Recent research published in Nature Chemical Biology has introduced a game-changing solution. Scientists from CeMM, AITHYRA (both institutes of the Austrian Academy of Sciences), and the Centre for Targeted Protein Degradation (CeTPD) discovered that a single small molecule can recruit two independent protein disposal systems simultaneously.

By focusing on SMARCA2/4—the central ATPase subunits of the BAF chromatin remodelling complex frequently implicated in cancer—the team uncovered a mechanism of built-in redundancy. The compound doesn’t just rely on one E3 ligase; it engages two. If one pathway is compromised, the other continues to drive the degradation of the target protein.

Tackling the Challenge of Drug Resistance

Resistance is one of the most formidable obstacles in oncology. Cancer cells are experts at evolving to circumvent drug mechanisms. By distributing the degradation activity across multiple pathways, this dual-ligase strategy makes it significantly harder for cells to escape treatment.

“By enabling a single molecule to engage multiple degradation pathways, we can introduce redundancy into targeted protein degradation,” explains Georg Winter, Life Science Director at AITHYRA and Adjunct Principal Investigator at CeMM. “This could help overcome one of the key limitations of current degrader therapies, namely their susceptibility to resistance.”

The Future of Resilient Medicine: Tuneable Therapy

Perhaps the most exciting aspect of this discovery is that the system is not static. The research demonstrates that the preference for one ligase over another can be shifted through subtle changes in the chemical structure of the compound or genetic changes in the ligases themselves.

This means that ligase recruitment is not only dual but tuneable. Medicinal chemists can now potentially “dial in” the most effective pathway based on the specific genetic profile of a patient’s tumor.
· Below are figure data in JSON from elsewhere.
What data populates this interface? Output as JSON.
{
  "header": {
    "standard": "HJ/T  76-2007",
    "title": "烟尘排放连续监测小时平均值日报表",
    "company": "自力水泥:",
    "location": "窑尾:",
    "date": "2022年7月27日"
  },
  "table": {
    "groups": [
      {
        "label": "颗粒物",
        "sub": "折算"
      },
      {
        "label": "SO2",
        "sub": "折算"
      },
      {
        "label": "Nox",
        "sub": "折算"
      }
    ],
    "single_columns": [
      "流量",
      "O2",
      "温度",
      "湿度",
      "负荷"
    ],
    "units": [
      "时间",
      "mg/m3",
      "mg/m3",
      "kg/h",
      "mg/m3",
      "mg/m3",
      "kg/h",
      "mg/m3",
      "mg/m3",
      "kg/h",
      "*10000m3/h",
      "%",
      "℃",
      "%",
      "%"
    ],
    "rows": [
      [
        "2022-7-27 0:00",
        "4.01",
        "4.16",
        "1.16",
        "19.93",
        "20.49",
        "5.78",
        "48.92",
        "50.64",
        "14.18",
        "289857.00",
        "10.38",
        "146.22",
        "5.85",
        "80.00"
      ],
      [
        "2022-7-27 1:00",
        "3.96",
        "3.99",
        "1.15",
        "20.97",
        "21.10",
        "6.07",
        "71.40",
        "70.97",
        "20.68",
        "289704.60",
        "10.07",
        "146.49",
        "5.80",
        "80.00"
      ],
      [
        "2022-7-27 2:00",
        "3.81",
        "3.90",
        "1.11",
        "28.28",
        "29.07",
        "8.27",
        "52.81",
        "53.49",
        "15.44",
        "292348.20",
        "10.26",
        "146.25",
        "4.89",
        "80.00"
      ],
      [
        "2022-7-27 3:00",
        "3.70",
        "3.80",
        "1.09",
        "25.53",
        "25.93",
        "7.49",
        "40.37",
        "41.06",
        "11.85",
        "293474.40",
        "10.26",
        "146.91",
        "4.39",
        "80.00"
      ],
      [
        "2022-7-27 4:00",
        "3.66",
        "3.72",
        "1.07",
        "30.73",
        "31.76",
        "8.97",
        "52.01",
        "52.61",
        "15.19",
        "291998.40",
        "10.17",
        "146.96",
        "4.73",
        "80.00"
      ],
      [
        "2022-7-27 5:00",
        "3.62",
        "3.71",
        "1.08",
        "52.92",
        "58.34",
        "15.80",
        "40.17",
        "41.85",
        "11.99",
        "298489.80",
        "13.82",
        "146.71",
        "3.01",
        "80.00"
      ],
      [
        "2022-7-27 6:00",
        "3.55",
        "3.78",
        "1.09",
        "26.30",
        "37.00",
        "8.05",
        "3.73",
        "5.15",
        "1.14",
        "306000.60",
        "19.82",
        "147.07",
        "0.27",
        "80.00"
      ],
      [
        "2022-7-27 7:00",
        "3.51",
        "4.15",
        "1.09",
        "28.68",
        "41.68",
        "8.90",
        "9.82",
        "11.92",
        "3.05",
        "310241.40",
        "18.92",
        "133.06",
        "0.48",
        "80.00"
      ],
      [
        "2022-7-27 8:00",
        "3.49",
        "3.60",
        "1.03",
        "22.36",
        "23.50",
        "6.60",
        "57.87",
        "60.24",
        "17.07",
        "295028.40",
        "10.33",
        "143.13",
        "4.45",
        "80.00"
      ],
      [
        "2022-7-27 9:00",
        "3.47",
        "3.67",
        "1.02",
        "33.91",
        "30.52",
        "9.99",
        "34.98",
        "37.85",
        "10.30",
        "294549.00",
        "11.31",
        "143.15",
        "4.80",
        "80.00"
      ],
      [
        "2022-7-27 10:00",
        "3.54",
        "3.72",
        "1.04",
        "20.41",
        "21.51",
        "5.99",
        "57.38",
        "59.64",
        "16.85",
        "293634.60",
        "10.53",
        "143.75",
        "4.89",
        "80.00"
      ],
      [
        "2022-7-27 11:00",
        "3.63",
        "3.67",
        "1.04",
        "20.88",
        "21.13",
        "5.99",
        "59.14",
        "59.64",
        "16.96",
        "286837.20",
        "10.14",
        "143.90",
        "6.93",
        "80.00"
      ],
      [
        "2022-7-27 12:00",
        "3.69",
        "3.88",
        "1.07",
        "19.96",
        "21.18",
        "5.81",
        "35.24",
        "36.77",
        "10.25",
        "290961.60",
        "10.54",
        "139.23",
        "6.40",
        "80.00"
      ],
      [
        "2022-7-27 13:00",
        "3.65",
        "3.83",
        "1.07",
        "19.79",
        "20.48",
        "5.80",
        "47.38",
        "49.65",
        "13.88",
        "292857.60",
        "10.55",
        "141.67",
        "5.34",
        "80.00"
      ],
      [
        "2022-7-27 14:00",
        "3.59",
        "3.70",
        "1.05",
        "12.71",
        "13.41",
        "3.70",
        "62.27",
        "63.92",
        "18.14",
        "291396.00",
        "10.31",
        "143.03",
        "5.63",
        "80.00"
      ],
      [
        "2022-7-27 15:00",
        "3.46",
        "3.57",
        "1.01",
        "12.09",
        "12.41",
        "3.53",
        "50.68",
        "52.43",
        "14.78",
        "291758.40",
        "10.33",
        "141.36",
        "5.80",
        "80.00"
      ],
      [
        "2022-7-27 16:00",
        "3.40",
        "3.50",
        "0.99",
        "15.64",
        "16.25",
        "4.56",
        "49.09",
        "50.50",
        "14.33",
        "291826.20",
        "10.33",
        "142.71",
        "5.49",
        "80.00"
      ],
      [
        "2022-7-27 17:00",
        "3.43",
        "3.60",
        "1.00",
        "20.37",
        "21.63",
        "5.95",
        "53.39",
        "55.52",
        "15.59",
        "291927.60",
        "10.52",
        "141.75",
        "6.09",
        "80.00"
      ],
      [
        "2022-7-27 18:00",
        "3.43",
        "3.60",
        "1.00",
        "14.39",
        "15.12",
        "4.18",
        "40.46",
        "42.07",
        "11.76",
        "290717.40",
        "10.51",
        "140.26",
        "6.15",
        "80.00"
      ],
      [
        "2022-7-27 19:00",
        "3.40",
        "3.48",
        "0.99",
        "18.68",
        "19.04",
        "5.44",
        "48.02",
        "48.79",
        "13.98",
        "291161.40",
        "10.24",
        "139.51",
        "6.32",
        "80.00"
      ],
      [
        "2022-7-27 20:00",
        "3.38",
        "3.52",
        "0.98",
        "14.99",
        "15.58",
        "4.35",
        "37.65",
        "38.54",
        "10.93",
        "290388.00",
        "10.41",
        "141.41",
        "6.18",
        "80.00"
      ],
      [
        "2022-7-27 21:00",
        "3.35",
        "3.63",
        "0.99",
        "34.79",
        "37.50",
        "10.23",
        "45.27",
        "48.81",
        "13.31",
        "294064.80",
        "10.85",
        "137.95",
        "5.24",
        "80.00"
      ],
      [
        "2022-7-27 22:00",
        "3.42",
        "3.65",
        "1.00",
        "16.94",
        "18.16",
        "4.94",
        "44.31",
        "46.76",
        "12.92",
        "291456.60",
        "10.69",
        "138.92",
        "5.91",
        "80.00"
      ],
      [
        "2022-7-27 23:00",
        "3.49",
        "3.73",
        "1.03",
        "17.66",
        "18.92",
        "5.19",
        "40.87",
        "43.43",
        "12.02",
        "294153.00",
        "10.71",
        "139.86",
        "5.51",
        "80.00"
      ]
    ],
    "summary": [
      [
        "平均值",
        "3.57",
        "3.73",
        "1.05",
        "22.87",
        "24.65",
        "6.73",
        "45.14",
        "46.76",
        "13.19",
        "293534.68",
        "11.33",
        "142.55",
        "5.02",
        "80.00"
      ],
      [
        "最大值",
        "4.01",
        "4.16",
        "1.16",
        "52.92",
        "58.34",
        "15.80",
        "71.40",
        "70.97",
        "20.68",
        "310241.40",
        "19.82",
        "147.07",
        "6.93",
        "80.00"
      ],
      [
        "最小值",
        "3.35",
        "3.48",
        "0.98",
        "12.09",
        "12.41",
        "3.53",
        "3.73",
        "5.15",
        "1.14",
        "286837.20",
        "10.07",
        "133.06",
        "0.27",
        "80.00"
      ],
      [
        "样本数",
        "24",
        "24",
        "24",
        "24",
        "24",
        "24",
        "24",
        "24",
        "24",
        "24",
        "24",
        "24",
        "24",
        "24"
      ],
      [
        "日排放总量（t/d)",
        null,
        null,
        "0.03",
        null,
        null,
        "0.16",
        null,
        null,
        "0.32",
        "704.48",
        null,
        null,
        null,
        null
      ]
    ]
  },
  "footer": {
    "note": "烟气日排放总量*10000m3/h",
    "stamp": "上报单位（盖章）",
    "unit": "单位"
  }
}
“This is an incredibly important development. The structural detail we have been able to obtain here is remarkable. We can see precisely how this small molecule creates a new molecular handshake between proteins that would not normally interact. Because we can chemically tune which enzyme is doing the heavy lifting, medicinal chemists have a new avenue to explore when designing the next generation of cancer drugs.” — Professor Alessio Ciulli, Director of the CeTPD

This conceptual framework suggests a future where drugs are designed not just for specificity, but for resilience. The goal is to create medicines that maintain their function even as the biological systems they treat attempt to change.

Frequently Asked Questions

What is the difference between a traditional inhibitor and a protein degrader?
Traditional inhibitors block a protein’s active site to stop it from working, but the protein remains in the cell. Protein degraders mark the protein for complete destruction by the cell’s own disposal system (the proteasome).

Why is “redundancy” important in cancer treatment?
Cancer cells often mutate to survive. If a drug relies on only one pathway to work, a single mutation can render the drug useless. Redundancy (using two pathways) ensures that if one is blocked, the other can still eliminate the target protein.

What are SMARCA2/4 proteins?
They are ATPase subunits of the BAF chromatin remodelling complex. Because they are frequently implicated in the development and progression of cancer, they are prime targets for degradation therapies.